4.2.2 was instantaneous for me too, 4.2.38 was when the "init loading..." got introduced and ended up slowing things down, but once it found the library paths the first time you used PLAY, it got a little faster afterwards, but still not as fast as 4.2.2. 

PLAY 4.30 = the slowest "init loading..." times and it still remains to be slow, even after the first loading of all samples and finding paths. The samples themselves load quickly, just the initial loading is slow. 

I double checked 4.2.2 (re-installed) just now to confirm that it's still the fastest at locating and loading samples .

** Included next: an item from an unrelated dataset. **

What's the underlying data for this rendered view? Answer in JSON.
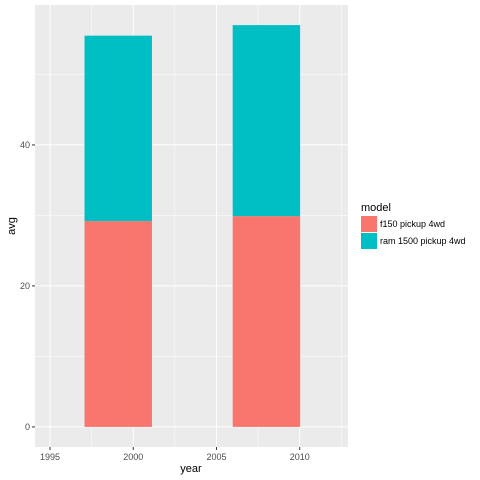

I hope this info helps Jay.


----------



## EastWest Lurker (Nov 13, 2015)

Thank you for confirming that


----------



## Jaap (Nov 13, 2015)

The loading is no problem here, but I have some occassional situations that PLAY suddenly can't find the folder with samples (happened with the SD2 folder, HB and Silk) and the find file option that pops up doesnt work, but pointing it again to the folder directory in the main list of libraries helps solving it. Happened around 5x now, didn't happen before 4.3. Not a big thing, just a bit annoying. Otherwise it's working fine.


----------



## Russell Moran (Nov 13, 2015)

After 4.2.2 Play started cronically forgetting the location of some of my Play libraries (woodwinds in particular) - very annoying. Sticking with 4.2.2 for now. This is on Mac OS 10.9.5.

thanks

rz


----------



## NYC Composer (Nov 14, 2015)

Anyone ever seen the "samples missing" thingie on the Gold 2nd violins legato slur port? It probably got fixed with some update I haven't installed, just curious.


----------



## Peter Costa (Nov 19, 2015)

Is VEPRO 5 still crashing for anyone on Play 4.3. I updated to 4.3.1 and still get crashing upon loading


----------



## ChazC (Nov 19, 2015)

Peter Costa said:


> Is VEPRO 5 still crashing for anyone on Play 4.3. I updated to 4.3.1 and still get crashing upon loading



Working fine here. Win7 pro 64bit.


----------



## EastWest Lurker (Nov 19, 2015)

ChazC said:


> Working fine here. Win7 pro 64bit.



Fine here on both Mac and PC.


----------